Prerequisites and recommended background knowledge:

  • Access and basic familiarity with the Julia programming language.
  • The underlying dynamical system representing the unobserved infection process is a modification to the basic SEIR model that is described in this paper, albeit we implement a continuous time rather than discrete version of the model.
  • Solutions of the infection process are generated using the performant, and well documented, package SciML/DifferentialEquations.jl. Familiarisation with this package is desirable.
  • Hamiltonian MCMC (HMC) is implemented using the dynamicHMC.jl package. The log-likelihood function for parameters is directly defined in KenyaSerology, and log-likelihood gradients (necessary for HMC) are calculated using forward-mode automatic differentiation. The combination of ODE solutions and log-likelihood function gradients in code was inspired by DiffEqBayes.jl. A good conceptual introduction to HMC can be found here.

Data sets in this repository

/opendatacsvsfolder contains .csv datafiles (see supplementary information for the main manuscript to read data file captions). This data is also present on the repository in the form of .jld2 datafiles, which are directly used in the tutorial notebooks (see below).

Supplementary Information

Please find the supplementary information containing further details on the data analysis, and mathematical/statistical reasoning and assumptions behind the model in /supplementary_info as a Word file.

Tutorial notebooks

To aid reproducability and reusability of this model we are currently writing a series of notebooks that either elucidate our methodology, or directly reproduce results in the paper. These cover the basic ideas behind the model (how the contact rates are generated, the underlying transmission model etc) and the methods used to draw inferences from the data (the interaction between time-since-infection and detectability by different tests) and make predictions (as well as visualising these predictions).
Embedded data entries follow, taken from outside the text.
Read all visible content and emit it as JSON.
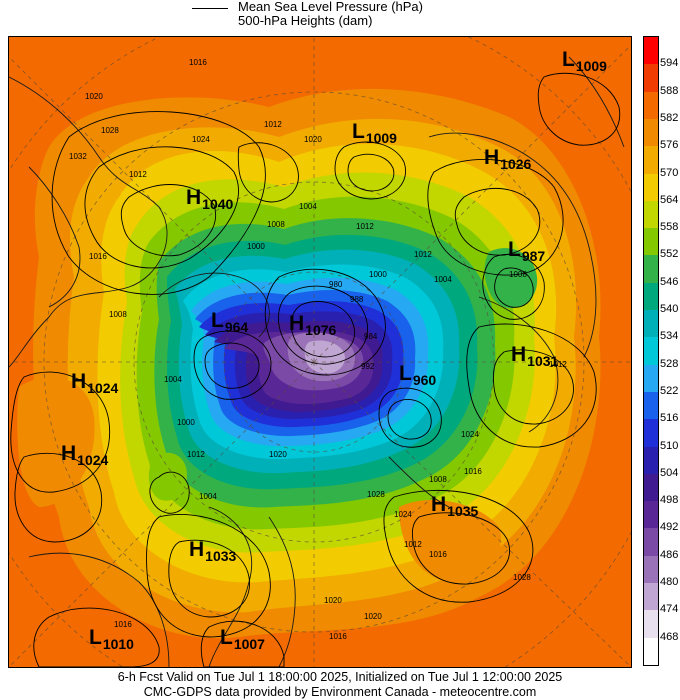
{
  "legend": {
    "mslp_label": "Mean Sea Level Pressure (hPa)",
    "heights_label": "500-hPa Heights (dam)"
  },
  "colorbar": {
    "levels": [
      "594",
      "588",
      "582",
      "576",
      "570",
      "564",
      "558",
      "552",
      "546",
      "540",
      "534",
      "528",
      "522",
      "516",
      "510",
      "504",
      "498",
      "492",
      "486",
      "480",
      "474",
      "468"
    ],
    "colors": [
      "#ff0000",
      "#f03c00",
      "#f26a00",
      "#f08a00",
      "#f2ab00",
      "#f2cc00",
      "#c2d600",
      "#84c800",
      "#34b24a",
      "#00a87e",
      "#00b0b8",
      "#00c8d8",
      "#26a8f2",
      "#1862ec",
      "#2030d8",
      "#2a20b0",
      "#401a90",
      "#5a2896",
      "#7a4aa6",
      "#9a72b8",
      "#c0a6d2",
      "#e8e0ee",
      "#ffffff"
    ]
  },
  "systems": [
    {
      "type": "L",
      "value": "1009"
    },
    {
      "type": "L",
      "value": "1009"
    },
    {
      "type": "H",
      "value": "1026"
    },
    {
      "type": "H",
      "value": "1040"
    },
    {
      "type": "L",
      "value": "987"
    },
    {
      "type": "L",
      "value": "964"
    },
    {
      "type": "H",
      "value": "1076"
    },
    {
      "type": "H",
      "value": "1031"
    },
    {
      "type": "L",
      "value": "960"
    },
    {
      "type": "H",
      "value": "1024"
    },
    {
      "type": "H",
      "value": "1024"
    },
    {
      "type": "H",
      "value": "1035"
    },
    {
      "type": "H",
      "value": "1033"
    },
    {
      "type": "L",
      "value": "1010"
    },
    {
      "type": "L",
      "value": "1007"
    }
  ],
  "isobar_labels": [
    "1016",
    "1020",
    "1028",
    "1032",
    "1024",
    "1012",
    "1020",
    "1012",
    "1004",
    "1008",
    "1000",
    "1012",
    "1016",
    "1000",
    "1012",
    "1004",
    "1008",
    "992",
    "984",
    "988",
    "980",
    "1008",
    "1004",
    "1000",
    "1012",
    "1004",
    "1024",
    "1008",
    "1016",
    "1028",
    "1028",
    "1016",
    "1012",
    "1020",
    "1016",
    "1020",
    "1024",
    "1020",
    "1016",
    "1012"
  ],
  "footer": {
    "line1": "6-h Fcst Valid on Tue Jul  1 18:00:00 2025, Initialized on Tue Jul  1 12:00:00 2025",
    "line2": "CMC-GDPS data provided by Environment Canada - meteocentre.com"
  }
}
The notebooks are given as .jmd files, and require Weave.jl to create html output files. Usage of julia markdown with Weave is very similar to the popular R markdown .rmd with knitr.

It is recommended that before running the code on this repository locally you activate the KenyaSerology environment by navigating your REPL working directory to where you have locally cloned this repository and entering ] for the package mode and then activate ., followed by instantiate. This will download and use the relevant versions of the Julia packages.

County-specific plots

The overall model for Kenya consisted of 47 county specific models, aggregated to make national totals. The prediction intervals for PCR positive swab tests, population exposure, deaths and time-varying reproductive ratio (full R(t) rather than effective R(t)) can be found in the countyplot folder.